Akibat adanya tekanan publik, Sri Mulyani bereaksi dengan menginstruksikan pemeriksaan terhadap Rafael Alun, menginstruksikan segera melaporkan LHKPN, dan mengecam gaya hidup mewah.

“Ini sudah betul. Kita harus hargai, ketika ada sesuatu Anda harus memberi respon terhadap fungsi-fungsi manajemen, apalagi menyangkut risiko, menyangkut kepatuhan. Tetap kita hargai,” tutur Saut.

Mantan pimpinan KPK periode 2015-2019 Saut Situmorang. (Antara/Benardy Ferdiansyah)

Namun, bila menggunakan pendekatan pemberantasan korupsi, sikap Sri Mulyani impulsif, terkesan separuh hati. Setelah menyampaikan Laporan Harta Kekayaan Penyelenggara Negara (LHKPN), langkah apa selanjutnya.
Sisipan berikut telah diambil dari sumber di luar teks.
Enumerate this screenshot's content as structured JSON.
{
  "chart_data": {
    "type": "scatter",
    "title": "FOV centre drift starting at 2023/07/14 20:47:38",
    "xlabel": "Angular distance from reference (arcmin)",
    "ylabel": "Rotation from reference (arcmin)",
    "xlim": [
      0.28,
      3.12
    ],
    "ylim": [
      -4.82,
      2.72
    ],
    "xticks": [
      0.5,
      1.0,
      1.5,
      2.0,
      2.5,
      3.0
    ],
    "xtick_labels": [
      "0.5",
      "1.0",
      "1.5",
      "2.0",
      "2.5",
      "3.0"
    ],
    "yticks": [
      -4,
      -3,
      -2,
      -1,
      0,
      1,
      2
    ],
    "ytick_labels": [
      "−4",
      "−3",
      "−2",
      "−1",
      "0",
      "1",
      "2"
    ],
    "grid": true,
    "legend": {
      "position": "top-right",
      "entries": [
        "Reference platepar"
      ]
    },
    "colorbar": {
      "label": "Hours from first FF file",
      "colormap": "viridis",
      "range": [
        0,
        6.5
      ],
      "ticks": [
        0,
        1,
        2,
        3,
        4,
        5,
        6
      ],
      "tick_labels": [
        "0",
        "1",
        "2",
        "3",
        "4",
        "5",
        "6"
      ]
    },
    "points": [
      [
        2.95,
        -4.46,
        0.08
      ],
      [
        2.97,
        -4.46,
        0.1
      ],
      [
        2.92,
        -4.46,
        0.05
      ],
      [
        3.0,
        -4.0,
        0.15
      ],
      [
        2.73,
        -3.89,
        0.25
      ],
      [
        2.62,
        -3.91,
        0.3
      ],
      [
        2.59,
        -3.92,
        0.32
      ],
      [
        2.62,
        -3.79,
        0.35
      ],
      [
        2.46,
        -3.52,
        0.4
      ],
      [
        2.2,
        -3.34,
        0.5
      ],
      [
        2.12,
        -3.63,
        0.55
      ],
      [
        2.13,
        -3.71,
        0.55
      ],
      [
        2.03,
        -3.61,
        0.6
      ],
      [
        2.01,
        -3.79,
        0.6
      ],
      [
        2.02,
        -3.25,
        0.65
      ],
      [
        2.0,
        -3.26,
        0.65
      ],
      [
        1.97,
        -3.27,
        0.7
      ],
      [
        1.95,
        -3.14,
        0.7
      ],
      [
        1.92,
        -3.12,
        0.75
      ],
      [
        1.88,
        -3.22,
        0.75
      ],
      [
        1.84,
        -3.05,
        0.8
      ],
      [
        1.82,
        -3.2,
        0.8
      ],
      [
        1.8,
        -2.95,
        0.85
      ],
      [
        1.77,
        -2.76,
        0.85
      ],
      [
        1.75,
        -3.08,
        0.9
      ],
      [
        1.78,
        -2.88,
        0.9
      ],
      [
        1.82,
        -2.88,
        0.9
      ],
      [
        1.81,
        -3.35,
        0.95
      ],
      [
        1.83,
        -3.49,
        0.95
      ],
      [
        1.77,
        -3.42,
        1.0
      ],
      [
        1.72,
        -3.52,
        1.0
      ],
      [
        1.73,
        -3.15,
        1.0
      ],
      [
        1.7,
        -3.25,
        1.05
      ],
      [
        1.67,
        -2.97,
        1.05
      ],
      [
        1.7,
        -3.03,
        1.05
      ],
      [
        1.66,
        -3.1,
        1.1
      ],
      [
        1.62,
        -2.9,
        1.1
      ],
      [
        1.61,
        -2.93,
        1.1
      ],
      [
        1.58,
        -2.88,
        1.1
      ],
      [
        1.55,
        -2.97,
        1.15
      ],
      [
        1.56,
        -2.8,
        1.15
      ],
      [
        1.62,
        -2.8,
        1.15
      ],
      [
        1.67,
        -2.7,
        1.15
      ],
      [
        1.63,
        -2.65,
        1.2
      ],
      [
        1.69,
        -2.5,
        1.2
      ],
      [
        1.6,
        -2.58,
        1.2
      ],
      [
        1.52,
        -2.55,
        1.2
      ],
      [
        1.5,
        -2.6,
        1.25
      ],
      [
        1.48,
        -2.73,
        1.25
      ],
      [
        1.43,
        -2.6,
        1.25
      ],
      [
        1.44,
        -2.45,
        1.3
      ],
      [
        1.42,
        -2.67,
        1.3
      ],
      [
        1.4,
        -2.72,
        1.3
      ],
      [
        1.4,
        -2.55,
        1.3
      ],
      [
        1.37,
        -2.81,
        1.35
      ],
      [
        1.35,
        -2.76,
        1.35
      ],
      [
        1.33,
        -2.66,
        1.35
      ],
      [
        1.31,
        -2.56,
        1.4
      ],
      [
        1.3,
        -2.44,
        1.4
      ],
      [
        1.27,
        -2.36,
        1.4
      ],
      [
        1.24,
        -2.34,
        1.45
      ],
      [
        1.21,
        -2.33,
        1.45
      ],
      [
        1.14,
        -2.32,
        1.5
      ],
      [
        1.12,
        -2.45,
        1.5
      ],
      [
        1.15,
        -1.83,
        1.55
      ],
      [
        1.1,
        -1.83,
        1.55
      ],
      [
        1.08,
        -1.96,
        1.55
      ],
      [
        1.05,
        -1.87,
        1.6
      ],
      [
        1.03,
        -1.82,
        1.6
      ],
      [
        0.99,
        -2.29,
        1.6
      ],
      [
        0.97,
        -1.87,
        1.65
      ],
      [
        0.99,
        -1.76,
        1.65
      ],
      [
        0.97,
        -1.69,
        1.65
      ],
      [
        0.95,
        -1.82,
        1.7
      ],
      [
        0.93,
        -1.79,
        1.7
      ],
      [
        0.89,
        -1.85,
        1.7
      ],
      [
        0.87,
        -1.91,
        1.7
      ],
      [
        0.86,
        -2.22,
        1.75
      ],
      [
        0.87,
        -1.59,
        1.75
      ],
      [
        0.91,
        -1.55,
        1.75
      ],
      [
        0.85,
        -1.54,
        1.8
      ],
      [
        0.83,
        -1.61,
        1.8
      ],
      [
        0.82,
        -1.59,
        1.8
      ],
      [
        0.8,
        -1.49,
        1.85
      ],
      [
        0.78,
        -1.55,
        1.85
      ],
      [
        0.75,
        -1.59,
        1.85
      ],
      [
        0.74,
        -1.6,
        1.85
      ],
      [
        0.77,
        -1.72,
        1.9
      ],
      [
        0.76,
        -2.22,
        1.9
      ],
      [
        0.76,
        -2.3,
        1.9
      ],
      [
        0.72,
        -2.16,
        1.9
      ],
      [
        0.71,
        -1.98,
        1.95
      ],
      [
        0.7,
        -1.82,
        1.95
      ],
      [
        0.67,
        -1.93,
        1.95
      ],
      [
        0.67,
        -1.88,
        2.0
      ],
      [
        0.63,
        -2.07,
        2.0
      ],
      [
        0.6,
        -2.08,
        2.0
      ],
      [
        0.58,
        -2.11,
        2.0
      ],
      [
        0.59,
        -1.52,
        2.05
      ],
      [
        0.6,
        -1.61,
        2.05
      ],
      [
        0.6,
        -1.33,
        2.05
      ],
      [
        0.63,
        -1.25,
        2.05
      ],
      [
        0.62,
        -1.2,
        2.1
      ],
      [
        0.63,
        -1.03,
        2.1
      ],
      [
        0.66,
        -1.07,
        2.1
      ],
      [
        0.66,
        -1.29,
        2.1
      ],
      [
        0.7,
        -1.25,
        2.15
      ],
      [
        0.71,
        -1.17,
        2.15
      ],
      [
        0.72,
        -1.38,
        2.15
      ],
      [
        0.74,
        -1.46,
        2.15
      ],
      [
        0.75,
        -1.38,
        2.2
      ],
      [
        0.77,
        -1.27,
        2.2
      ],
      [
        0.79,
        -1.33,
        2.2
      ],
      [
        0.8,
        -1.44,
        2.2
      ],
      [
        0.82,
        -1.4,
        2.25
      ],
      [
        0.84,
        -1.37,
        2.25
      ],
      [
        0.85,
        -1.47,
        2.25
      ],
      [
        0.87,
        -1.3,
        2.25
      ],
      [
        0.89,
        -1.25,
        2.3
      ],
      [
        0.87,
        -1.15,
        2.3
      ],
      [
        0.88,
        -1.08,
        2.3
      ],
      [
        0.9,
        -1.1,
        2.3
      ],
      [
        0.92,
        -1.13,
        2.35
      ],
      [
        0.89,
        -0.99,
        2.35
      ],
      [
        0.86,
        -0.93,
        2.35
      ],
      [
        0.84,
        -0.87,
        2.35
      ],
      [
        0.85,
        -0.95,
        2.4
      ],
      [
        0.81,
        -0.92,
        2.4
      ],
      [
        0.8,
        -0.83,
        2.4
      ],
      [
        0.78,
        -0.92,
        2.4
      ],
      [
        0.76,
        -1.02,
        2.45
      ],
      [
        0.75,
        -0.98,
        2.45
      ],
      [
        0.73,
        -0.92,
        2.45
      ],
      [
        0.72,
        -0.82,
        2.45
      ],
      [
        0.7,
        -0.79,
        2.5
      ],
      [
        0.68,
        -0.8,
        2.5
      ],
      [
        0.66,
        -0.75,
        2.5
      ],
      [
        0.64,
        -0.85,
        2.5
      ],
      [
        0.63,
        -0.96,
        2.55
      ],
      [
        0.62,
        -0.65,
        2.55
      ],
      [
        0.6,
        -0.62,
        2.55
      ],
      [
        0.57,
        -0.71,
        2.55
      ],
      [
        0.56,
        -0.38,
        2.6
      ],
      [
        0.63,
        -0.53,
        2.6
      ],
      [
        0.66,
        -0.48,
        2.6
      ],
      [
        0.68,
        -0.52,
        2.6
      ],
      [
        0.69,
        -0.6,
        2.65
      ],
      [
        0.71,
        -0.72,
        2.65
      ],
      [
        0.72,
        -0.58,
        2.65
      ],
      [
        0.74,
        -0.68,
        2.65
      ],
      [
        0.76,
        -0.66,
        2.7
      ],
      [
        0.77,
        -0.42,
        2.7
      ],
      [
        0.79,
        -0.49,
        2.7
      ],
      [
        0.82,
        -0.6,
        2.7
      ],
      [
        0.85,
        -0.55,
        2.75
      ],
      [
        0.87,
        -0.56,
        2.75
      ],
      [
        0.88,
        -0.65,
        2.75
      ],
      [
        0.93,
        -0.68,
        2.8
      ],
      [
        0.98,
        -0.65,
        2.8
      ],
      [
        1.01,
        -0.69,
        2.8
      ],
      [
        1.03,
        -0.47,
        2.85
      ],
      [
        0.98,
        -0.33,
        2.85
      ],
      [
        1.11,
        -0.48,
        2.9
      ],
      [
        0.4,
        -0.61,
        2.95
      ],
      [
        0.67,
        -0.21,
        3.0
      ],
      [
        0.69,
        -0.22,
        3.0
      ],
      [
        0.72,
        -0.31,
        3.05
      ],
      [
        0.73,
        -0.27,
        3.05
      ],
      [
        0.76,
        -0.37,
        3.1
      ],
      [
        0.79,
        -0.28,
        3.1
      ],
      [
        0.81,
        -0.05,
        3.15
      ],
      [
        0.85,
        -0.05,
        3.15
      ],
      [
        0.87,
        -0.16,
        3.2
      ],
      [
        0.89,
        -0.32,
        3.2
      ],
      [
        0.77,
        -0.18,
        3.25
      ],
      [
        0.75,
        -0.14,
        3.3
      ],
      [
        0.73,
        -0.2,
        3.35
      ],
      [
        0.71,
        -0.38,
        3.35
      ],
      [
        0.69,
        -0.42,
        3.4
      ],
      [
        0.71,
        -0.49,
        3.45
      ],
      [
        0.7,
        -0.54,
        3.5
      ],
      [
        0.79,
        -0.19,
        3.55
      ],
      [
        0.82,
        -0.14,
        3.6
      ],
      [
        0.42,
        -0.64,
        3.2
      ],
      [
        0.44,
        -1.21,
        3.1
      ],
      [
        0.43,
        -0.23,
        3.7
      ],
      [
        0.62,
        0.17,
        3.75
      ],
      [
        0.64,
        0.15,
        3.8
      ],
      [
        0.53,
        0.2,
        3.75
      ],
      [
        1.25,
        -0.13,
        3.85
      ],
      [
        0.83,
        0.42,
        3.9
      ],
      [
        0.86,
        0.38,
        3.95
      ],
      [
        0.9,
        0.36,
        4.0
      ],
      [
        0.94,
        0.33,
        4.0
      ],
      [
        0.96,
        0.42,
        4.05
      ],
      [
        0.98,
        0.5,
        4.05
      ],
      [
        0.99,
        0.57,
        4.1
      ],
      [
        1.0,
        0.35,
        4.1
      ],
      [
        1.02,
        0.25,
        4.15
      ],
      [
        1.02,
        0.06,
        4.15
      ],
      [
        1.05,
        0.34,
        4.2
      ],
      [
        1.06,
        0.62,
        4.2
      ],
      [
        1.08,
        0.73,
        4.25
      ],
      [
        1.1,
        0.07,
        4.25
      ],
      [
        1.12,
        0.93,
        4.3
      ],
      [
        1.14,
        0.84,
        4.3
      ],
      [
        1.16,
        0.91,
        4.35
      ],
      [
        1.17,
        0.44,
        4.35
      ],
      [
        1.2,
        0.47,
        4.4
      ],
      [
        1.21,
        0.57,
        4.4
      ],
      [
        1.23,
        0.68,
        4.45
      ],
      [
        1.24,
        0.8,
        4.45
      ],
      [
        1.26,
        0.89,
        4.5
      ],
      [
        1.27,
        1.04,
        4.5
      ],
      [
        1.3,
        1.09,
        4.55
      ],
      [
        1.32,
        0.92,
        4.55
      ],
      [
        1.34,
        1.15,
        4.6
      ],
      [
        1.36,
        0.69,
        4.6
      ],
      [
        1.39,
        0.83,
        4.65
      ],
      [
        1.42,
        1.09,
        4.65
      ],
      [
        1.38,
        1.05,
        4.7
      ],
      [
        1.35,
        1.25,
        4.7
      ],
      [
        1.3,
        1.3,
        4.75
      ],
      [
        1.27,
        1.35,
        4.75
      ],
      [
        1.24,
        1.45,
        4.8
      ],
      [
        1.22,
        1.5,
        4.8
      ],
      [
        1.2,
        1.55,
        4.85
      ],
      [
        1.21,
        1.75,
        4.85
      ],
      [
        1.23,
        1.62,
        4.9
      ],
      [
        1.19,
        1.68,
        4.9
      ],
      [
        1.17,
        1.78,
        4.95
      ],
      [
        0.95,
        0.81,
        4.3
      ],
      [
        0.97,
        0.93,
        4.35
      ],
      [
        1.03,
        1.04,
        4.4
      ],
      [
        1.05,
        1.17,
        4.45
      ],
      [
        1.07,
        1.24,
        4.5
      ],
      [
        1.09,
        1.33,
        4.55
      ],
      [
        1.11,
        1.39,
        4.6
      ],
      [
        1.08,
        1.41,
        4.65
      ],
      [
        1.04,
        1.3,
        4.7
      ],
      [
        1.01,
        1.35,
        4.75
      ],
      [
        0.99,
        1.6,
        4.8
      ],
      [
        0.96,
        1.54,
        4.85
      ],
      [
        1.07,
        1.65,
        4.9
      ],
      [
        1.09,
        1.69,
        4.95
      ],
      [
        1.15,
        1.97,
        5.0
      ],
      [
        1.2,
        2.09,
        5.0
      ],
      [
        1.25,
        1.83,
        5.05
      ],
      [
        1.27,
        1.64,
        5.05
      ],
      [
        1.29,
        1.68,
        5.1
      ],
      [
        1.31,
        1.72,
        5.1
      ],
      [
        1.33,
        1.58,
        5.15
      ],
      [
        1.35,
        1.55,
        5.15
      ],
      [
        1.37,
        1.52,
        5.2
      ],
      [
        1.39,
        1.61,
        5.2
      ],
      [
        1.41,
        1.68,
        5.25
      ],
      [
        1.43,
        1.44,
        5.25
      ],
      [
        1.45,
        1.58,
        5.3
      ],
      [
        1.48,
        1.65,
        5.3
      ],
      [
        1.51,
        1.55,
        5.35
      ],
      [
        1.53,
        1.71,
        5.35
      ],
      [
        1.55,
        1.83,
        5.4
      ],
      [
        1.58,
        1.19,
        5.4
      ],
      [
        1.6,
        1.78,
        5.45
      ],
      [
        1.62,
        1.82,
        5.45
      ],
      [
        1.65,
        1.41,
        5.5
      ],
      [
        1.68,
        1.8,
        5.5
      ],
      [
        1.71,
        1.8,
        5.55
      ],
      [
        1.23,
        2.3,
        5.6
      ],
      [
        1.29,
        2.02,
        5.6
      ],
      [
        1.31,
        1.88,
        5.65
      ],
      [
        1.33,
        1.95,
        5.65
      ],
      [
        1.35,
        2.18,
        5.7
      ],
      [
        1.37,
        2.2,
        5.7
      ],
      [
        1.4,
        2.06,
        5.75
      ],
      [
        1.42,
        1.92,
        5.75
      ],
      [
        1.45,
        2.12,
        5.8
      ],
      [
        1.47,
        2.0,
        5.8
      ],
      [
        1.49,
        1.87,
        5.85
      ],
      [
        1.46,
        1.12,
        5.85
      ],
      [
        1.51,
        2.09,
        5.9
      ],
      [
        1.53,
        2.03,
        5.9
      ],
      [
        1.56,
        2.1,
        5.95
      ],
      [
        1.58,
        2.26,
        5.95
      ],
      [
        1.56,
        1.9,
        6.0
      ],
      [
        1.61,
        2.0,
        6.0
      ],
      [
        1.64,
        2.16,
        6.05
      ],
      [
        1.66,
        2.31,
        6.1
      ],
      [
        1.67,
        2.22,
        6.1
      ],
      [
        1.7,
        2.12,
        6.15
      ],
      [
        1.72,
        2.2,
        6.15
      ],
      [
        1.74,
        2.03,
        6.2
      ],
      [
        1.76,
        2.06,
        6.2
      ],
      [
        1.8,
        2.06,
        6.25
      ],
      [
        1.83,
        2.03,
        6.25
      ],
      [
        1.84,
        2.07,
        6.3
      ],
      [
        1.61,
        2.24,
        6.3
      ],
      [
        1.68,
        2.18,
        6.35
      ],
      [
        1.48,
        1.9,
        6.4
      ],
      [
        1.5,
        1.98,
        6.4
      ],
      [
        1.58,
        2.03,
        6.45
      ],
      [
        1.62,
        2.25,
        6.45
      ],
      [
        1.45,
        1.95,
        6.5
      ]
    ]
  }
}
“Lanjut dengan klarifikasi atau hanya masuk laci. Bila hanya begini, LHKPN tidak memberikan manfaat apapun, perilaku pada akhirnya tetap sama. Banyak orang yang menyembunyikan hanya kekayaannya, hanya beberapa persen saja yang dilaporkan,” ujar Saut.

Bila ingin maksimal, LHKPN jangan hanya menjadi wadah pelaporan, tetapi juga harus didalami. Misal, darimana pelapor mendapatkan rumah, tanah, mobil, dan sebagainya.

“Sebenarnya ini bukan hanya terkait Dirjen Pajak dan Kementerian Keuangan, tetapi juga menyeluruh untuk Pegawai Negeri Sipil lain,” imbuh Saut Situmorang.